First by antisymmetric tensor I mean the "totally antisymmetric tensor" like this:

$\epsilon^{\alpha\beta\gamma\delta} = \left\{ \begin{array}{clcl} +1 \;\; \text{when superscripts form an even permutation of 1,2,3,4} \\ -1 \;\; \text{when superscripts form an odd permutation of 1,2,3,4} \\ 0 \;\; otherwise \end{array} \right.$

You may refer to this link for more information about pseudo tensors: http://farside.ph.utexas.edu/teaching/em/lectures/node120.html

I'm ok with that 3-vectors, 4-vectors are invariant under parity inversion. However I'm confused by WHAT IS THE PARITY INVERSION of antisymmetric tensor? There's NO COORDINATE in it.
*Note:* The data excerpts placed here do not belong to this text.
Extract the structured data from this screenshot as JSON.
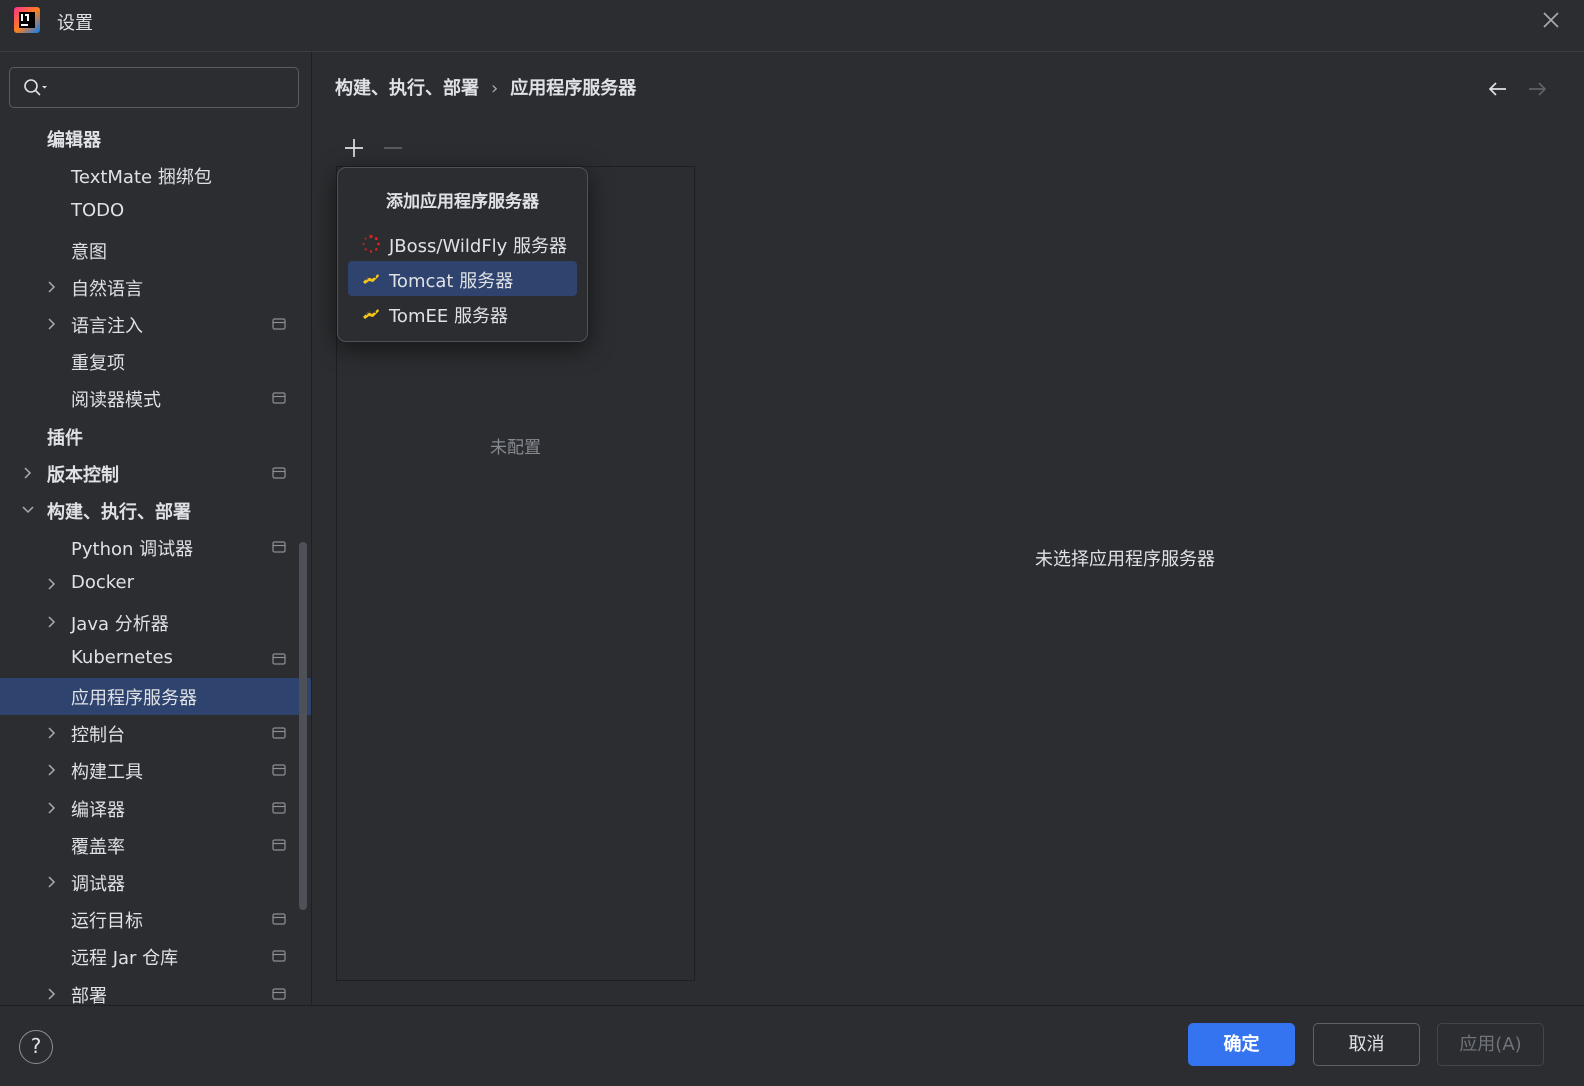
{
  "window": {
    "title": "设置",
    "logo_icon": "intellij-idea-logo-icon",
    "close_icon": "close-icon"
  },
  "search": {
    "value": "",
    "placeholder": ""
  },
  "sidebar": {
    "items": [
      {
        "label": "编辑器",
        "level": 0,
        "bold": true
      },
      {
        "label": "TextMate 捆绑包",
        "level": 1
      },
      {
        "label": "TODO",
        "level": 1
      },
      {
        "label": "意图",
        "level": 1
      },
      {
        "label": "自然语言",
        "level": 1,
        "expandable": true
      },
      {
        "label": "语言注入",
        "level": 1,
        "expandable": true,
        "setting_icon": true
      },
      {
        "label": "重复项",
        "level": 1
      },
      {
        "label": "阅读器模式",
        "level": 1,
        "setting_icon": true
      },
      {
        "label": "插件",
        "level": 0,
        "bold": true
      },
      {
        "label": "版本控制",
        "level": 0,
        "bold": true,
        "expandable": true,
        "setting_icon": true
      },
      {
        "label": "构建、执行、部署",
        "level": 0,
        "bold": true,
        "expanded": true
      },
      {
        "label": "Python 调试器",
        "level": 1,
        "setting_icon": true
      },
      {
        "label": "Docker",
        "level": 1,
        "expandable": true
      },
      {
        "label": "Java 分析器",
        "level": 1,
        "expandable": true
      },
      {
        "label": "Kubernetes",
        "level": 1,
        "setting_icon": true
      },
      {
        "label": "应用程序服务器",
        "level": 1,
        "selected": true
      },
      {
        "label": "控制台",
        "level": 1,
        "expandable": true,
        "setting_icon": true
      },
      {
        "label": "构建工具",
        "level": 1,
        "expandable": true,
        "setting_icon": true
      },
      {
        "label": "编译器",
        "level": 1,
        "expandable": true,
        "setting_icon": true
      },
      {
        "label": "覆盖率",
        "level": 1,
        "setting_icon": true
      },
      {
        "label": "调试器",
        "level": 1,
        "expandable": true
      },
      {
        "label": "运行目标",
        "level": 1,
        "setting_icon": true
      },
      {
        "label": "远程 Jar 仓库",
        "level": 1,
        "setting_icon": true
      },
      {
        "label": "部署",
        "level": 1,
        "expandable": true,
        "setting_icon": true
      }
    ]
  },
  "breadcrumb": {
    "parent": "构建、执行、部署",
    "separator": "›",
    "current": "应用程序服务器"
  },
  "main": {
    "empty_list_text": "未配置",
    "no_selection_text": "未选择应用程序服务器"
  },
  "popup": {
    "title": "添加应用程序服务器",
    "items": [
      {
        "label": "JBoss/WildFly 服务器",
        "icon": "jboss-wildfly-icon"
      },
      {
        "label": "Tomcat 服务器",
        "icon": "tomcat-icon",
        "selected": true
      },
      {
        "label": "TomEE 服务器",
        "icon": "tomee-icon"
      }
    ]
  },
  "footer": {
    "help_label": "?",
    "ok_label": "确定",
    "cancel_label": "取消",
    "apply_label": "应用(A)"
  },
  "colors": {
    "background": "#2b2d30",
    "selection": "#2e436e",
    "primary_button": "#3574f0",
    "text": "#dfe1e5",
    "muted_text": "#868a91"
  }
}
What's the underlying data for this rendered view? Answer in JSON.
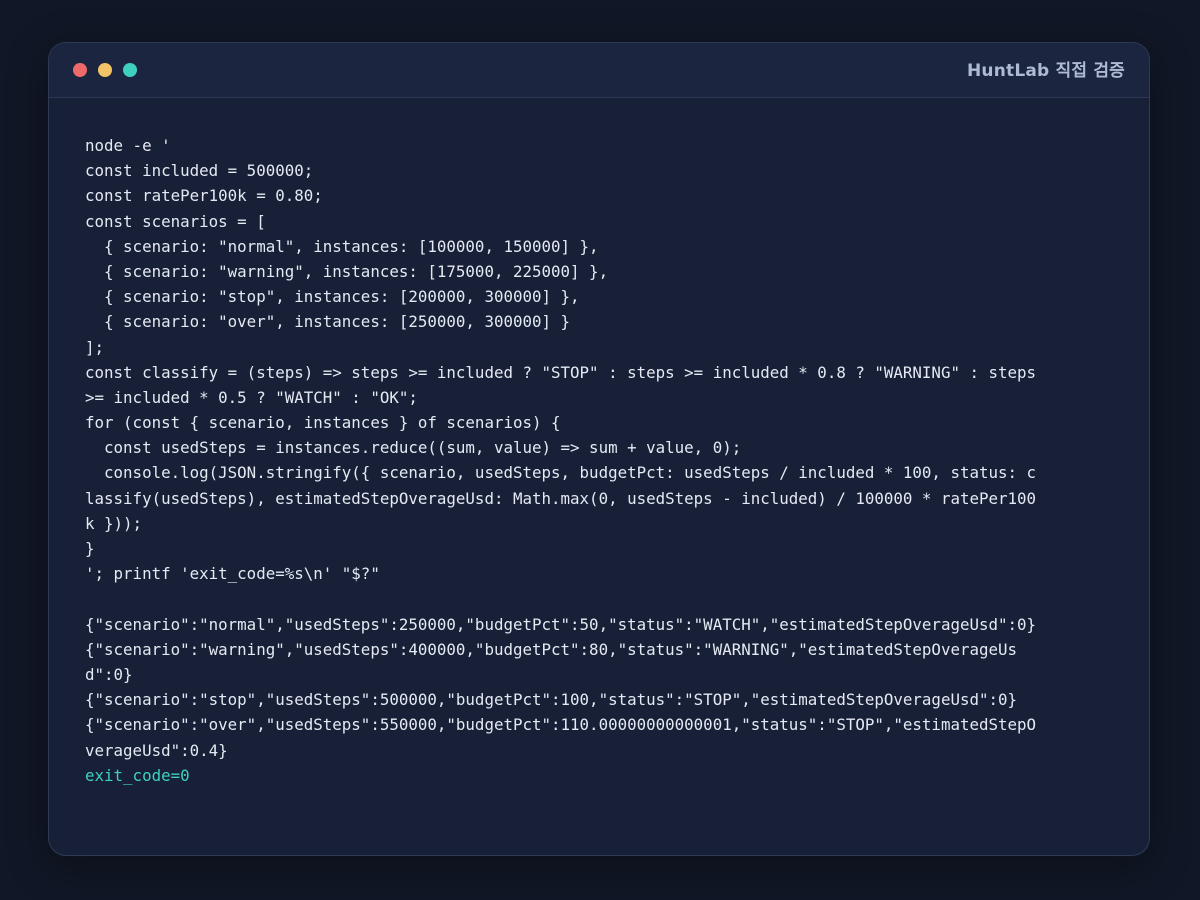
{
  "window": {
    "title": "HuntLab 직접 검증"
  },
  "colors": {
    "background": "#111726",
    "panel": "#172036",
    "titlebar": "#1b2540",
    "text": "#e4e9f3",
    "accent": "#3fd1c0",
    "close": "#ee6a6a",
    "minimize": "#f2c466",
    "maximize": "#3fd1c0"
  },
  "terminal": {
    "lines": [
      "node -e '",
      "const included = 500000;",
      "const ratePer100k = 0.80;",
      "const scenarios = [",
      "  { scenario: \"normal\", instances: [100000, 150000] },",
      "  { scenario: \"warning\", instances: [175000, 225000] },",
      "  { scenario: \"stop\", instances: [200000, 300000] },",
      "  { scenario: \"over\", instances: [250000, 300000] }",
      "];",
      "const classify = (steps) => steps >= included ? \"STOP\" : steps >= included * 0.8 ? \"WARNING\" : steps",
      ">= included * 0.5 ? \"WATCH\" : \"OK\";",
      "for (const { scenario, instances } of scenarios) {",
      "  const usedSteps = instances.reduce((sum, value) => sum + value, 0);",
      "  console.log(JSON.stringify({ scenario, usedSteps, budgetPct: usedSteps / included * 100, status: c",
      "lassify(usedSteps), estimatedStepOverageUsd: Math.max(0, usedSteps - included) / 100000 * ratePer100",
      "k }));",
      "}",
      "'; printf 'exit_code=%s\\n' \"$?\"",
      "",
      "{\"scenario\":\"normal\",\"usedSteps\":250000,\"budgetPct\":50,\"status\":\"WATCH\",\"estimatedStepOverageUsd\":0}",
      "{\"scenario\":\"warning\",\"usedSteps\":400000,\"budgetPct\":80,\"status\":\"WARNING\",\"estimatedStepOverageUs",
      "d\":0}",
      "{\"scenario\":\"stop\",\"usedSteps\":500000,\"budgetPct\":100,\"status\":\"STOP\",\"estimatedStepOverageUsd\":0}",
      "{\"scenario\":\"over\",\"usedSteps\":550000,\"budgetPct\":110.00000000000001,\"status\":\"STOP\",\"estimatedStepO",
      "verageUsd\":0.4}"
    ],
    "exit_line": "exit_code=0"
  }
}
Any help is appreciated :)

 

[Orodruin]

The answer is basically already in the link you posted. It relates the components in the new system to the determinant of the coordinate transformation. What happens with the determinant if you make a parity flip?

 

[genxium]

Hi @Orodruin, do you mean that to verify whether parity inversion changes the antisymmetric tensor I can perform sth like:

$\left\{ \begin{array}{cl} \frac{\partial x'}{\partial x}=-1 \\ \frac{\partial y'}{\partial y}=-1 \\ \frac{\partial z'}{\partial z}=-1 \end{array} \right.$ and $J(parity \; inversion) = \left[ \begin{array}{clclcl} \frac{\partial x'}{\partial x} & \frac{\partial x'}{\partial y} & \frac{\partial x'}{\partial z} \\ \frac{\partial y'}{\partial x} & \frac{\partial y'}{\partial y} & \frac{\partial y'}{\partial z} \\ \frac{\partial z'}{\partial x} & \frac{\partial z'}{\partial y} & \frac{\partial z'}{\partial z} \end{array} \right]$

Thus $det(J) = -1$ implies that antisymmetric tensor is inverted after the parity inversion?